The task the NWMO and its community partners are assuming is in some ways mind-boggling. They are taking care of our spent fuel not only for the next generation, but for the next civilization. The plan for where to store the nuclear waste is not measured in centuries; the chosen location must be suitable for geological epochs. Used nuclear fuel loses about 99 per cent of its radioactivity in the first 10 years after removal from the reactor, but it takes about a million years for it to reach the original level of natural uranium.

The two shortlisted regions – Ignace/Wabigoon Lake and South Bruce/Saugeen – are technically suited for the task. They both have highly stable geology and face minimal seismic or volcanic activity.
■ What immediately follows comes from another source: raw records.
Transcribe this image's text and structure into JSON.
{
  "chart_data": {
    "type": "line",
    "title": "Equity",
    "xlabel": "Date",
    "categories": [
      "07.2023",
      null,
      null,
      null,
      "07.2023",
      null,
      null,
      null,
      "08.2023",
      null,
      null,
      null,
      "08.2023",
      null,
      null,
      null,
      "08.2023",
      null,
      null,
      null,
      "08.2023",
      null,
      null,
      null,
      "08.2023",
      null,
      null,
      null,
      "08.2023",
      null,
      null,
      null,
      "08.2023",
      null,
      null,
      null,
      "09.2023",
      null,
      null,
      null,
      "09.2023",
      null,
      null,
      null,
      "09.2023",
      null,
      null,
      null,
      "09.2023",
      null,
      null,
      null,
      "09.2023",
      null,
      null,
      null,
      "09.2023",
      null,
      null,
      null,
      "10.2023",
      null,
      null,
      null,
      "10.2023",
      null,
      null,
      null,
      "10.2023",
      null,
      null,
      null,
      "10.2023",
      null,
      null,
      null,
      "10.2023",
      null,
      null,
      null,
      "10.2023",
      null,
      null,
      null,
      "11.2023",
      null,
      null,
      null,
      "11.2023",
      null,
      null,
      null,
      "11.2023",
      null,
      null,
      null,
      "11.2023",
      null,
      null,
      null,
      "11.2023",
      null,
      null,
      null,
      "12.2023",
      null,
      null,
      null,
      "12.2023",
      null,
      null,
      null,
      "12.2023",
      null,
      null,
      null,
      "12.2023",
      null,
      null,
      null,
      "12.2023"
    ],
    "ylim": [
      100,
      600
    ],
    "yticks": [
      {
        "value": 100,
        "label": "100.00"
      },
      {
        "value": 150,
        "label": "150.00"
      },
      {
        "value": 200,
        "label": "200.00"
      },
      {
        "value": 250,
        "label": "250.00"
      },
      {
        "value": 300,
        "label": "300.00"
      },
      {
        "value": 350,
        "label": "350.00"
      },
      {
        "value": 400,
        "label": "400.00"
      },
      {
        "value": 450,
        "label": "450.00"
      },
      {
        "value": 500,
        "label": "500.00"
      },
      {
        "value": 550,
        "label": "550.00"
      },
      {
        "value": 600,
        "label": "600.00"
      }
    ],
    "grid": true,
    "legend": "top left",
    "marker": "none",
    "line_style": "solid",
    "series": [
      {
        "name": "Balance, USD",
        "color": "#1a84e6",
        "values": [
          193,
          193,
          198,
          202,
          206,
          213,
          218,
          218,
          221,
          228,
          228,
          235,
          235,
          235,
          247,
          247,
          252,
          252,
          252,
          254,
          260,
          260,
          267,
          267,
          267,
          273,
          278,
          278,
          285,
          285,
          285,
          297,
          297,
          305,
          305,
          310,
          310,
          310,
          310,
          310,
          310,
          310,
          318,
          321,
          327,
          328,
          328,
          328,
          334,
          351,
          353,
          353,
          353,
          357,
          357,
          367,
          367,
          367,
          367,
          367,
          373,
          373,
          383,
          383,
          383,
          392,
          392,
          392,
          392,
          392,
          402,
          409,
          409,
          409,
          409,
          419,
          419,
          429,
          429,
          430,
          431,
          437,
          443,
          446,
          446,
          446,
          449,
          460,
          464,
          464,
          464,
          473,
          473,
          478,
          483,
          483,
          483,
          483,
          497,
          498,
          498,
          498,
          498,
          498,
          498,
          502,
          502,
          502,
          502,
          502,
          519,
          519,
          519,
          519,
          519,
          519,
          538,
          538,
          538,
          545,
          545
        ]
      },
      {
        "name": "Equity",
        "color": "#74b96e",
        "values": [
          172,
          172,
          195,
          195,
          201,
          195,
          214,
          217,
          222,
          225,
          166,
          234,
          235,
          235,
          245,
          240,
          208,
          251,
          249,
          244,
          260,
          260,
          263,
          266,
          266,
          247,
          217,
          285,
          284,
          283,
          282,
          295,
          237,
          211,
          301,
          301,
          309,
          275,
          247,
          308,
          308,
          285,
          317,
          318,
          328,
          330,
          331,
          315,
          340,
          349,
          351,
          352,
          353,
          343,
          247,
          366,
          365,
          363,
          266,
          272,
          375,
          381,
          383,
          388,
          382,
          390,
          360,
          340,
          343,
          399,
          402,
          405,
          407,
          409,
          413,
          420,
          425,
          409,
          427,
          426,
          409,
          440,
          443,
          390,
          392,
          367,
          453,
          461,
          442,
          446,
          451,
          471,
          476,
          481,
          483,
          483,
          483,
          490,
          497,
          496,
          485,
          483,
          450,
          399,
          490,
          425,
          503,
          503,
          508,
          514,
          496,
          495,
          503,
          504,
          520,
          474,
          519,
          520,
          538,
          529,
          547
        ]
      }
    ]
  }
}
Their rock is extremely dense and hard for water to penetrate. At the depth at which the repositories would be built, about 650 metres below surface, no aquifers exist. Initial testing of porewaters – the water found in the very small spaces between sediment particles – show they have been isolated for millions of years. There is no possibility of groundwater contamination, or contact with the Great Lakes.

Unlike other energy producers, nuclear operators track and manage every gram of waste they produce. Canada’s used nuclear fuel bundles, if stacked like logs, would fit into nine NHL hockey rinks from the ice surface to the top of the boards. The operators’ safety track record is near perfect, as it must be. Their incredible diligence is owing to the stark reality that any significant accident, anywhere, would be an existential threat to assets worth tens of billions of dollars.

The hard work and strong track record has paid off. The Canadian nuclear sector has achieved what many would have thought impossible – securing community consent to host a depository for nuclear waste. Those that are incredulous must acknowledge that the people of Ignace who voted in its favour are far more knowledgeable about the project than they.


Heather Exner-Pirot is director of energy, natural resources and environment at the Macdonald-Laurier Institute.